Ville-monde, siège de l'ONU, Vienne a peur de sa diversité. Elle a pourtant toujours accueilli les persécutés et les misérables : 120 000 Polonais sont venus dans les années 80 ; la décennie suivante, 90 000 Bosniaques ont été acceptés. Depuis l'an 2000, plus de 22 000 Tchétchènes se sont également installés. Mais le maire social-démocrate de Vienne, Michael Häupl, en poste depuis 1994, a beau affirmer que la ville a les capacités d'accueillir encore d'autres exilés, il se heurte à un mur de consternation à Simmering et dans les quartiers populaires. «Il est temps qu'il prenne sa retraite, affirme une jeune sympathisante du FPÖ. Les Tchétchènes, on les connaît dans le quartier. Ils partent faire le jihad en Syrie ! Ouvrir grand les portes comme cela, c'est complètement irresponsable !» Comme beaucoup des électeurs de l'extrême droite, elle aussi a des origines étrangères. Ses parents sont originaires de Serbie. «A Vienne, tout le monde est mélangé, ce n'est pas le problème. Il ne faut pas faire rentrer trop de musulmans, c'est tout.» Un tel discours généralisateur, choquant, a longtemps été réservé à une poignée d'identitaires nostalgiques de la grandeur germanique…
Vieille famille noble
C'est que face aux changements sociologiques, «le FPÖ a progressivement modifié sa stratégie depuis dix ans, décrypte Christoph Hofinger, de l'institut de sondages Sora.

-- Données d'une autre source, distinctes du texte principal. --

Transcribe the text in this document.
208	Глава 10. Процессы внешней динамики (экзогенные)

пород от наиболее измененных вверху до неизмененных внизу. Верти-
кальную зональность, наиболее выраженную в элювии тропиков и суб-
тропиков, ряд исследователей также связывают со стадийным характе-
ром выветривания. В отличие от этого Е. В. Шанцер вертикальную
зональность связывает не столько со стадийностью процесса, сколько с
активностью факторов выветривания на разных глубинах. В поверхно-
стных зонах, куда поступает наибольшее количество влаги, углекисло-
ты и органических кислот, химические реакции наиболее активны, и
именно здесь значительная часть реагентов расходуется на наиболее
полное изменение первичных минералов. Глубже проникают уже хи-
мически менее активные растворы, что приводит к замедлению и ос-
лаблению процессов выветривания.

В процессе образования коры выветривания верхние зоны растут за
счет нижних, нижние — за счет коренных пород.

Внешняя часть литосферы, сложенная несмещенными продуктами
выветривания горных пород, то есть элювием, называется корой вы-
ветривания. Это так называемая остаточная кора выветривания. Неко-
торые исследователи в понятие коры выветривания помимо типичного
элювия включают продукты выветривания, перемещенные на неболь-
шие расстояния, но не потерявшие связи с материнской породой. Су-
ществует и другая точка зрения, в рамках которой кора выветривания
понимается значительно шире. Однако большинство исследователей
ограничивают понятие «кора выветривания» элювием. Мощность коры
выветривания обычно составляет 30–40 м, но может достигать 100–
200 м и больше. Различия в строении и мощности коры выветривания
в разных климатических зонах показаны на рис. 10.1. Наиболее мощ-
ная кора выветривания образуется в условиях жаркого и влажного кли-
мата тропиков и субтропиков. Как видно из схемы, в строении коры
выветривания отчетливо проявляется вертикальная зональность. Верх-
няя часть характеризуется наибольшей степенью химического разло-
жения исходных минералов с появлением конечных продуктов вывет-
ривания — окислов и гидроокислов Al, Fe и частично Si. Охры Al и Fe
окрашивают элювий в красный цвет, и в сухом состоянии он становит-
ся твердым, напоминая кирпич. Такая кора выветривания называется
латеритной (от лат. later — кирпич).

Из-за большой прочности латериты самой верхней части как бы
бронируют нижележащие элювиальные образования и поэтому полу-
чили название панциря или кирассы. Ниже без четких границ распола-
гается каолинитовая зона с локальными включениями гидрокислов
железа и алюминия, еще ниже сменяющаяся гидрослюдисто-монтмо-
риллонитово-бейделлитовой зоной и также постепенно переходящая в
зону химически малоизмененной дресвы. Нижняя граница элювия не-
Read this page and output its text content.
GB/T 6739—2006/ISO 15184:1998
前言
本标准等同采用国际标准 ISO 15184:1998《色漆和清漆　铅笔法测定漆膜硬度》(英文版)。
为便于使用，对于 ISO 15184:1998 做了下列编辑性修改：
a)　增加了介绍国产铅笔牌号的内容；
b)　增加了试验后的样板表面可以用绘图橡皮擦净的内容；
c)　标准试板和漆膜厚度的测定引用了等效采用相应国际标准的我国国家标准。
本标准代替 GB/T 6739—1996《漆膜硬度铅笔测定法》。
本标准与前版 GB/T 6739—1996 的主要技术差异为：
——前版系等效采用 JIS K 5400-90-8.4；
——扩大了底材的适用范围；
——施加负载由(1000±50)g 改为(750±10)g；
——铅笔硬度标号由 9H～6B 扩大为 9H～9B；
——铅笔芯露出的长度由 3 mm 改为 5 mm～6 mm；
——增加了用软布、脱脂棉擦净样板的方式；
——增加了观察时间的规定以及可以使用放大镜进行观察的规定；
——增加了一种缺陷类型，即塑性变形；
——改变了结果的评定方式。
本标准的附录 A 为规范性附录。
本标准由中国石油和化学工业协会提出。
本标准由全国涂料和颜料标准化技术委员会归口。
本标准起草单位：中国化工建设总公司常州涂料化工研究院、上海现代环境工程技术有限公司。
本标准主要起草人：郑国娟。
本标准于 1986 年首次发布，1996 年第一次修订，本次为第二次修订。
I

Alors qu'avant, il dénonçait l'immigration en général, désormais, pour séduire les étrangers naturalisés et leurs enfants, il concentre ses attaques contre les musulmans, et surtout contre les Turcs.» Johann Gudenus, le fringuant chef du FPÖ à Vienne, un idéologue radical issu d'une vieille famille noble, ne dit pas autre chose. «On trace notre route, commente-t-il simplement, entre deux selfies avec ses nombreuses groupies. Les gens sont frustrés. Ils veulent du changement.» La frustration, grande compagne des Viennois, l'extrême droite lui doit beaucoup, selon le sociologue Jörg Flecker. «Le FPÖ a toujours su convaincre les gens qu'il comprenait leurs soucis et parlait leur langue. Au niveau national, la gestion des réfugiés n'a pas été faite correctement par le gouvernement de coalition entre la droite et la gauche. L'équipe municipale de Vienne en pâtit, analyse-t-il. Toute l'aigreur des couches populaires a dévié vers l'unique sujet dont on parle dans les médias : les réfugiés. Ceux qui estiment avoir des problèmes ont eu l'impression d'être délaissés par le discours politique et le FPÖ constitue la seule alternative présentée. A l'image du parti NPD en Allemagne.»
Pour le politologue Thomas Schmidinger, la crise des réfugiés n'a fait qu'accélérer la polarisation grandissante de la société viennoise. «La semaine dernière, 150 000 personnes ont aussi assisté à un concert en soutien aux réfugiés, rappelle-t-il. Depuis plus d'un mois, des milliers d'entre eux apportent spontanément de l'assistance aux migrants dans les gares de la capitale. Il y a donc un vrai mouvement progressiste. Mais il ne fait que renforcer l'agressivité et l'angoisse de l'autre camp.» A Simmering en tout cas, l'heure n'est plus à la peur. On a plutôt envie de régler des comptes.